Data can be read out from memory cells Mij and Mij+1 in accordance with selection of word line WLi and switching operations of control signals S and S*. These operations are repeated to arbitrarily and continuously read out the program information stored in the memory cells.
The above description has exemplified a binary memory in which information stored in memory cells is binary data. The principle of operation is basically kept unchanged even in multi-value memories.
The nonvolatile memory device having the arrangement shown in FIG. 5 has the following problems.

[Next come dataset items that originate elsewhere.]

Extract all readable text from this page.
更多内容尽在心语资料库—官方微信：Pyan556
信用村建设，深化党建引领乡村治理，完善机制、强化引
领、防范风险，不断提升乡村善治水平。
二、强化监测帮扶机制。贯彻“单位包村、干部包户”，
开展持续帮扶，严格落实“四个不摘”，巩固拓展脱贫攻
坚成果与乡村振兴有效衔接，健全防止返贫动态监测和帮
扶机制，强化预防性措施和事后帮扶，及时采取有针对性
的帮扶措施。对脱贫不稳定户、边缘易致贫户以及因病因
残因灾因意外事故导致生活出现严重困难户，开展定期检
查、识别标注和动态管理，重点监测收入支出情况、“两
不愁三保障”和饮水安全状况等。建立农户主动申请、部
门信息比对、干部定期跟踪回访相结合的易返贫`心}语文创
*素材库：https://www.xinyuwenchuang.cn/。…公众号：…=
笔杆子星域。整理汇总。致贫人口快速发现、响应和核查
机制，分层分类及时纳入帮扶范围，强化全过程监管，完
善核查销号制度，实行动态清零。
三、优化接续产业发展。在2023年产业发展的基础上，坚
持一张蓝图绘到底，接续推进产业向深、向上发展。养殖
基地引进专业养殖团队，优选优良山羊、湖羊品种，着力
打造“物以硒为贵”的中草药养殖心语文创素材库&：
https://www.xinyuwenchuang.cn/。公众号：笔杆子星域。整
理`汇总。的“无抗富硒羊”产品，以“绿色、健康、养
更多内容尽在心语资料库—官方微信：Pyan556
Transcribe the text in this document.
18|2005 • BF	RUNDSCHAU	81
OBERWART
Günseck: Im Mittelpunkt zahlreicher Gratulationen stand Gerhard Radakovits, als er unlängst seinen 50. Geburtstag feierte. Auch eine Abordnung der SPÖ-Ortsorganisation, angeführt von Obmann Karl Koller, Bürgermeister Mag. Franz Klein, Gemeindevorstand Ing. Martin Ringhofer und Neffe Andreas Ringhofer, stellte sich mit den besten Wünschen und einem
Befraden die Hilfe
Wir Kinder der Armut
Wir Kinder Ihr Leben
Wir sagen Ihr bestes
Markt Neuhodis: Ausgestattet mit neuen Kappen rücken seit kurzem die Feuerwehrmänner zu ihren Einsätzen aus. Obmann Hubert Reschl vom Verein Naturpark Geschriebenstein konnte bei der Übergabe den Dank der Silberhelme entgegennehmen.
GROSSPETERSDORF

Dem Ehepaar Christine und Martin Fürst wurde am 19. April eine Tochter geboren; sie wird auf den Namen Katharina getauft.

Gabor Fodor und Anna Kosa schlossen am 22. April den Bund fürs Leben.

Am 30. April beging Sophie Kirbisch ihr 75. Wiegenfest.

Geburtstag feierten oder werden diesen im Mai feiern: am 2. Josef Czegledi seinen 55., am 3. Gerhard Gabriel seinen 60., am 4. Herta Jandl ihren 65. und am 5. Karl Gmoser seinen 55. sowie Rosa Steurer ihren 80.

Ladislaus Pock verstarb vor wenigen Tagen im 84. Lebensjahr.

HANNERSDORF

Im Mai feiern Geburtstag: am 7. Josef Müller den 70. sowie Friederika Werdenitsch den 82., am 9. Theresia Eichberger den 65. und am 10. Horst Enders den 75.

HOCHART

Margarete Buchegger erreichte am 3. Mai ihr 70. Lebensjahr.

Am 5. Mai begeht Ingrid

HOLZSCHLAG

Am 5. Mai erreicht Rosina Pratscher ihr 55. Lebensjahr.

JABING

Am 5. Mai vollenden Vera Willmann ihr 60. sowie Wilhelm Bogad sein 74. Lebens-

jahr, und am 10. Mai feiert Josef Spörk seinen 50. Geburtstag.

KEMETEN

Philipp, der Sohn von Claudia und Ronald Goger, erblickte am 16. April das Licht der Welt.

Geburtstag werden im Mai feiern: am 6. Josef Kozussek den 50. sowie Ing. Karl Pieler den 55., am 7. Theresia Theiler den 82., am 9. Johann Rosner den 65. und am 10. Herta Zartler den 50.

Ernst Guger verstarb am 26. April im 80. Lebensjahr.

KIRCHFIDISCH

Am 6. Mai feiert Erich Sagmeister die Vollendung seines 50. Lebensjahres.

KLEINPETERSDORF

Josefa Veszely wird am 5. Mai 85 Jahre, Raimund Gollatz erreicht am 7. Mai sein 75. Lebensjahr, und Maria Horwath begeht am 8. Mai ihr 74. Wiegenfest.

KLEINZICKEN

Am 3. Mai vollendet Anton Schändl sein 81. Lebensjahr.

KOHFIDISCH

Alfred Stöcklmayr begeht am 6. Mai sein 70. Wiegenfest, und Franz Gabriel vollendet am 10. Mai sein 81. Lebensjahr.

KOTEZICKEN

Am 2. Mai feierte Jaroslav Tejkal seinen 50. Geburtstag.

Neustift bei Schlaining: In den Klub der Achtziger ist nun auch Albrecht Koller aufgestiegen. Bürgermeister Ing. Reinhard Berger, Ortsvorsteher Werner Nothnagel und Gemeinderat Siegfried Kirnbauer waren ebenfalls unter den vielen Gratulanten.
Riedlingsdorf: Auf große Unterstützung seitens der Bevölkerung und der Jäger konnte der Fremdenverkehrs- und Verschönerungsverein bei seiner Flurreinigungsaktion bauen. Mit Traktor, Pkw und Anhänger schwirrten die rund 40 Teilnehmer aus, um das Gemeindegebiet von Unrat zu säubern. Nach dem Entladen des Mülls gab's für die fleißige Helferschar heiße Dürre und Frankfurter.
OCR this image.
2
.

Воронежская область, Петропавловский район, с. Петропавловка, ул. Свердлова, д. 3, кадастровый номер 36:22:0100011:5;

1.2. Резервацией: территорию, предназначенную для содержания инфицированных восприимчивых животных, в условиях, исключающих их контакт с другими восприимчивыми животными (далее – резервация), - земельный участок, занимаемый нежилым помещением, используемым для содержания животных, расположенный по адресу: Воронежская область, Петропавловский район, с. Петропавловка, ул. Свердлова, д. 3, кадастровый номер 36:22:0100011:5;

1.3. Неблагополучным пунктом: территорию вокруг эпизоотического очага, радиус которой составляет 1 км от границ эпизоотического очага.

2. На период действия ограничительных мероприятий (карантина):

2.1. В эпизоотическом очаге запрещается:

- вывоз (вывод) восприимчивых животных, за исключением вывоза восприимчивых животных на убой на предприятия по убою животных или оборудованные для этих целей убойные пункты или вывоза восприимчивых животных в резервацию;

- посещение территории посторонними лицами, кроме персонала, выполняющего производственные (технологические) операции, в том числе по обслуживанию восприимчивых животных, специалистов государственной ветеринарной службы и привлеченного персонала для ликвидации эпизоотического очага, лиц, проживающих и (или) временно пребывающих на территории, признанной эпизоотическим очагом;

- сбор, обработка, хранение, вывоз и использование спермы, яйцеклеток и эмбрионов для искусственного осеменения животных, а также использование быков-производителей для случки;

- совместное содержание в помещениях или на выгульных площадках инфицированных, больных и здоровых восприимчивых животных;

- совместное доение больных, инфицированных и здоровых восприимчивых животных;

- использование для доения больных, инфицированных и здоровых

(1) In reading out storage information from memory cell Mij, equivalent parallel capacitances C1 and C2 are generated in common potential lines 29 and 30 in accordance with the substrate-wiring parasitic capacitance of one virtual ground line GLj, the diffusion capacitances of switching elements Sg1, Sg2, S1, S2, S*1, and S*2, and the parasitic capacitances of common potential lines 29 and 30 themselves. In reading out memory information upon switching common potential lines 29 and 30 from the bias level to the ground level, and vice versa, it takes time to charge or discharge common potential lines 29 and 30 (equivalent capacitances C1 and C2). For this reason, bias charging to virtual ground line 23 (GLj . . . ) is delayed, and hence high-speed data read access to the memory device is impaired. In addition, equivalent capacitances C1 and C2 are charged/discharged every time information is read out. The power consumption of the memory device is increased by a current component caused by this charge/discharge operation. PA0 (2) Sense amplifier 28 is generally of a current detection type and normally includes a feedback circuit system. In this case, bias voltage source 20* is arranged by a feedback circuit system similar to that of sense amplifier 28. When such a feedback circuit system is included, overshooting or ringing may occur in the potential change of the common potential line due to the presence of equivalent capacitances C1 and C2 and the wiring inductance of the signal lines during abrupt charging of virtual ground line 23 to the bias level by bias voltage source 20*. When this overshooting or ringing has occurred, the potential of the common potential line is not converged to a desired bias level, but varies to interfere with the operational stability of the nonvolatile memory device. It also takes a long period of time to stabilize the bias level (or to eliminate overshooting or ringing). As a result, high-speed data read access is impaired. PA0 (3) Bias voltage source 20* in FIG. 5 requires to rapidly charge common potential line 29 or 30. For this reason, the internal circuit scale (i.e., a circuit area in an IC chip) is large and complicated, resulting in an increase in power consumption.
In particular, problems associated with the parasitic capacitances (C1 and C2) and the electrical characteristics of the feedback circuit system also vary depending on the manufacturing process of nonvolatile memory devices. Therefore, these problems are significant in view of product yields, manufacturing costs, and quality.